Interviews, creative work, prints, lectures, essays, and more will be lining the pages as contiguous points of entry.  I, in turn, thought it would be fun to play hostess on this blog and pose questions between the writers that will be read between our lovely Bombay Gin pages.

Invitation: You—right now—theme is threshold, read accordingly, BYOB—welcome…

Vanessa Place & Colin Frazer: if Helvetica is the font of the mass message—the public space—what is the font of anonymous publication: what does anonymous look like in serifs and scripts?

Lily Hoang & Vanessa Place: pronouns as possession, permission, and binary—how do you flip your pronouns in writing without installing another duality?  In Evolutionary Revolution our values, our history, is rewritten—or perhaps, first written in this turn—Vanessa as publisher and Lily as writer, is this a template for discourse remediation in the world?  What thresholds are crossed in breaking glass, water, word, and light?

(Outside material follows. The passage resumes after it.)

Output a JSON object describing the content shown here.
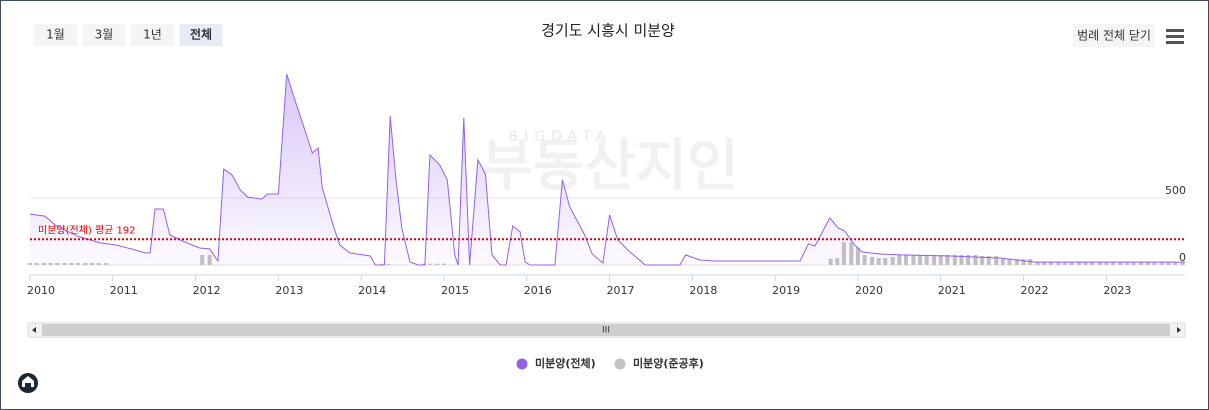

Lily Hoang & Thurston Moore: you say you want a revolution: in what compositional units would you measure writing’s evolution: notes, words, scales, breaths, shes, sentences, frets, paragraphs, lines, breaks, codas, space, story, chapter, track, kindle, disc, paper, room?  What thresholds do you cross when entering the page?

Bhanu Kapil & Thurston Moore: what is the sound of schizophrene?

Bhanu Kapil & Kirsten Kaschock: if you could build an architecture together what would it move like?  Where would you bury it and how would it grow?  If “sleight” is a western “purity” and palmistry and eastern divinity what would happen if your characters held hands—an architecture of.

Thank you all for coming and have a lovely day 😉

Kristen

*Revolution–the Beatles

**Actually, I deeply love and respect Roland Barthes and I don’t want him to go anywhere: a man who writes about jouissance just lends his spirit to play.